Health systems must exceed CMS pricing changes to delight patients

A new year is upon us and with it the activation of the Center for Medicare & Medicaid Service’s (CMS) price transparency rule.

Despite the promise of the dawn of a new era in healthcare transparency, a literal interpretation of the CMS rule will not deliver true transparency and will instead lead to patient confusion and frustration.

The new rule requires only that systems make their current standard charges available online in a machine-readable format at least once a year beginning January 1, 2019. Unfortunately, the standard chargemaster required by CMS is the raw material cost of services. This is the equivalent of pricing a Gap t-shirt using the cost of a bale of cotton. Or comparing gas station prices according to the cost of a barrel of crude oil.

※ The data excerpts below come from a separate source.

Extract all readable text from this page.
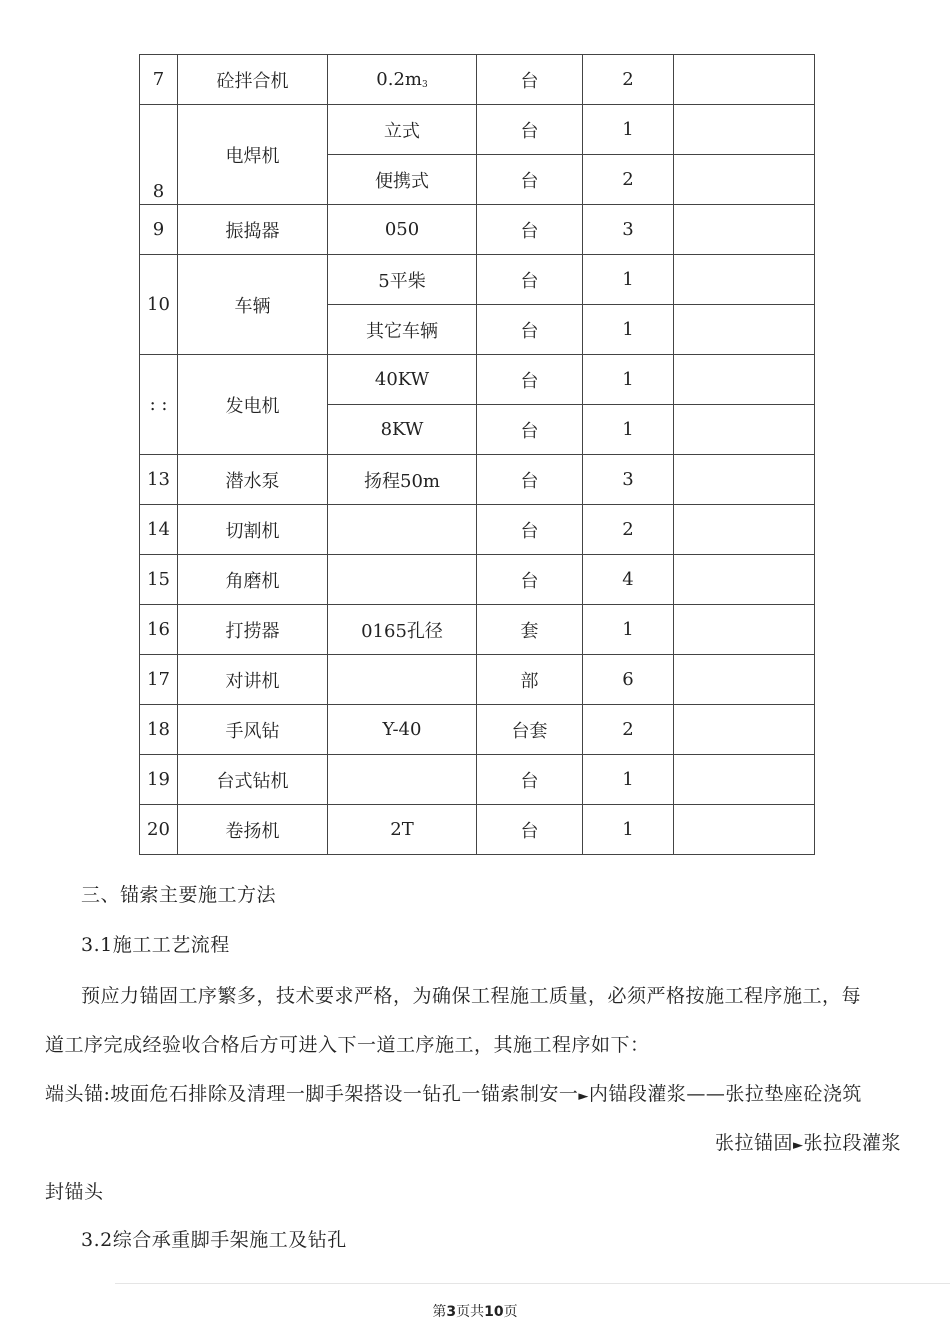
7	砼拌合机	$0.2m_3$	台	2	
8	电焊机	立式	台	1	
		便携式	台	2	
9	振捣器	050	台	3	
10	车辆	5平柴	台	1	
		其它车辆	台	1	
: :	发电机	40KW	台	1	
		8KW	台	1	
13	潜水泵	扬程50m	台	3	
14	切割机		台	2	
15	角磨机		台	4	
16	打捞器	0165孔径	套	1	
17	对讲机		部	6	
18	手风钻	Y-40	台套	2	
19	台式钻机		台	1	
20	卷扬机	2T	台	1	
三、锚索主要施工方法
3.1施工工艺流程
预应力锚固工序繁多，技术要求严格，为确保工程施工质量，必须严格按施工程序施工，每
道工序完成经验收合格后方可进入下一道工序施工，其施工程序如下：
端头锚:坡面危石排除及清理一脚手架搭设一钻孔一锚索制安一►内锚段灌浆——张拉垫座砼浇筑
张拉锚固►张拉段灌浆
封锚头
3.2综合承重脚手架施工及钻孔
第3页共10页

Patients do not want the raw material cost for medical services. They need an adjustment from raw input cost into the end retail price for services. At a time when 9 in 10 patients expect health systems to provide digital price transparency tools, system leadership must go above and beyond the CMS baseline changes to attract and retain patients. Barak Richman, a law professor at Duke University put it best in a recent Health Leaders article about the impact of the CMS rule: "Chargemasters are enormous spreadsheets with incredibly complicated codes that no one short of a billing expert would be able to make sense of.”

Innovative systems are already in front of the CMS with more aggressive transparency initiatives. St Luke’s University Health Network has built a Price Checker product that allows patients to search for prices for common diagnostics and procedures along with viewable options for payment. When asked in a recent Morning Call article about this, SVP of Finance Francine Botek explained:

“[Standard charges] are similar to hotel rack room rates or automobile sales ‘list prices’ (that) no one pays..while we believe that the CMS requirement is a move in the right direction, it does not provide patients with an easy answer to what health services actually cost.”

St Luke’s is not alone in recognizing this problem. In fact, in a PMMC Healthcare Business Insights survey 92% of providers said they are concerned about how patients will respond to seeing chargemaster prices. Here are three keys that systems should keep in mind as they seek to meet patient pricing demands.

1. Make It Easy

Patients are simply consumers, accustomed to digital, self service models for everything from retail to travel experiences. They do not want to call hospital support teams for information. Put the power in their hands and alleviate your own operational burdens through an intuitive, self-service pricing tool that’s accessible by a mobile phone.

2. Personalized Quotes

More than knowing the retail cost of services, patients want to understand what it will cost them individually. Providers must deliver personalization in the form of tools that account for a patient’s insurance information to give them an accurate, actionable estimate.

3. Prioritize High Demand Services

It’s easy to feel overwhelmed by the breadth and complexity of services. The 80/20 rule applies well in this case. By addressing providing personalized out of pocket pricing details on the most common 20% of diagnostics and procedures, you can likely address 80% of patient requests. This makes it easier on patients and your development teams. Just be sure to provide obvious and easy paths to escalation for the remaining estimate requests.